Phonon Transport in Single-Layer Transition Metal Dichalcogenides: a First-Principles Study

TL;DR

This study uses first-principles calculations to analyze phonon transport and thermal conductivity in single-layer transition metal dichalcogenides, revealing high thermal conductivities in certain TMDCs and the impact of phonon bandgaps on heat transfer.

Contribution

It provides a systematic first-principles analysis of phonon transport in eight semiconducting TMDCs, comparing approximation methods and identifying key factors affecting thermal conductivity.

Findings

2H-type TMDCs have thermal conductivities above 50 W/mK at room temperature.

Single-layer WS2 exhibits a very high thermal conductivity of 142 W/mK.

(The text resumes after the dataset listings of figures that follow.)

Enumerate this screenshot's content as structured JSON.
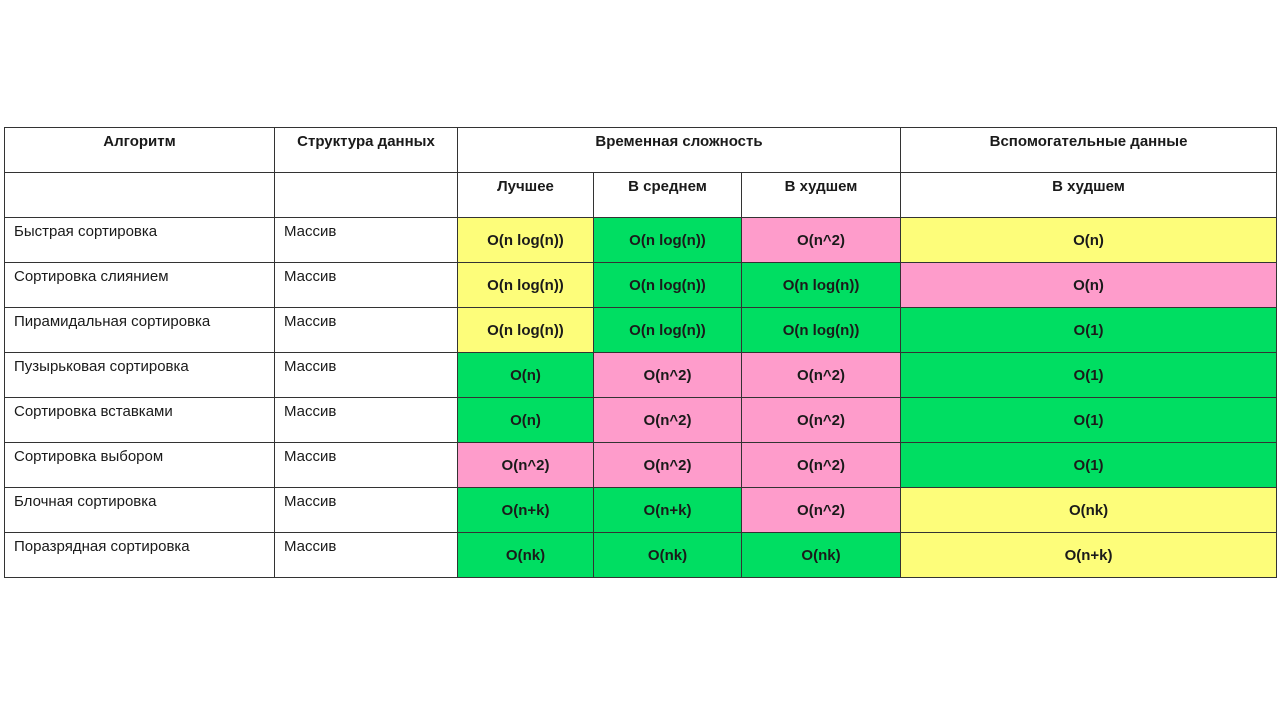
{
  "colors": {
    "yellow": "#fdfd7a",
    "green": "#00de62",
    "pink": "#fe9ccb"
  },
  "header": {
    "algorithm": "Алгоритм",
    "data_structure": "Структура данных",
    "time_complexity": "Временная сложность",
    "aux_data": "Вспомогательные данные",
    "best": "Лучшее",
    "average": "В среднем",
    "worst": "В худшем",
    "aux_worst": "В худшем"
  },
  "rows": [
    {
      "name": "Быстрая сортировка",
      "structure": "Массив",
      "best": "O(n log(n))",
      "best_color": "yellow",
      "avg": "O(n log(n))",
      "avg_color": "green",
      "worst": "O(n^2)",
      "worst_color": "pink",
      "aux": "O(n)",
      "aux_color": "yellow"
    },
    {
      "name": "Сортировка слиянием",
      "structure": "Массив",
      "best": "O(n log(n))",
      "best_color": "yellow",
      "avg": "O(n log(n))",
      "avg_color": "green",
      "worst": "O(n log(n))",
      "worst_color": "green",
      "aux": "O(n)",
      "aux_color": "pink"
    },
    {
      "name": "Пирамидальная сортировка",
      "structure": "Массив",
      "best": "O(n log(n))",
      "best_color": "yellow",
      "avg": "O(n log(n))",
      "avg_color": "green",
      "worst": "O(n log(n))",
      "worst_color": "green",
      "aux": "O(1)",
      "aux_color": "green"
    },
    {
      "name": "Пузырьковая сортировка",
      "structure": "Массив",
      "best": "O(n)",
      "best_color": "green",
      "avg": "O(n^2)",
      "avg_color": "pink",
      "worst": "O(n^2)",
      "worst_color": "pink",
      "aux": "O(1)",
      "aux_color": "green"
    },
    {
      "name": "Сортировка вставками",
      "structure": "Массив",
      "best": "O(n)",
      "best_color": "green",
      "avg": "O(n^2)",
      "avg_color": "pink",
      "worst": "O(n^2)",
      "worst_color": "pink",
      "aux": "O(1)",
      "aux_color": "green"
    },
    {
      "name": "Сортировка выбором",
      "structure": "Массив",
      "best": "O(n^2)",
      "best_color": "pink",
      "avg": "O(n^2)",
      "avg_color": "pink",
      "worst": "O(n^2)",
      "worst_color": "pink",
      "aux": "O(1)",
      "aux_color": "green"
    },
    {
      "name": "Блочная сортировка",
      "structure": "Массив",
      "best": "O(n+k)",
      "best_color": "green",
      "avg": "O(n+k)",
      "avg_color": "green",
      "worst": "O(n^2)",
      "worst_color": "pink",
      "aux": "O(nk)",
      "aux_color": "yellow"
    },
    {
      "name": "Поразрядная сортировка",
      "structure": "Массив",
      "best": "O(nk)",
      "best_color": "green",
      "avg": "O(nk)",
      "avg_color": "green",
      "worst": "O(nk)",
      "worst_color": "green",
      "aux": "O(n+k)",
      "aux_color": "yellow"
    }
  ]
}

Large phonon bandgap in W-S leads to reduced phonon scattering and longer phonon relaxation times.

Abstract

Two-dimensional transition metal dichalcogenides (TMDCs) are finding promising electronic and optical applications due to their unique properties. In this letter, we systematically study the phonon transport and thermal conductivity of eight semiconducting single-layer TMDCs, MX2 (M=Mo, W, Zr and Hf, X=S and Se), by using the first-principles-driven phonon Boltzmann transport equation approach. The validity of the single-mode relaxation time approximation to predict the thermal conductivity of TMDCs is assessed by comparing the results with the iterative solution of the phonon Boltzmann transport equation. We find that the phononic thermal conductivities of 2H-type TMDCs are above 50 W/mK at room temperature while the thermal conductivity values of the 1T-type TMDCs are much lower, when the size of the sample is 1 {\mu}m. A very high thermal conductivity value of 142 W/mK was found in single-layer WS2. The large atomic weight difference between W and S leads to a very large phonon bandgap which in turn forbids the scattering between acoustic and optical phonon modes and thus resulting in very long phonon relaxation time.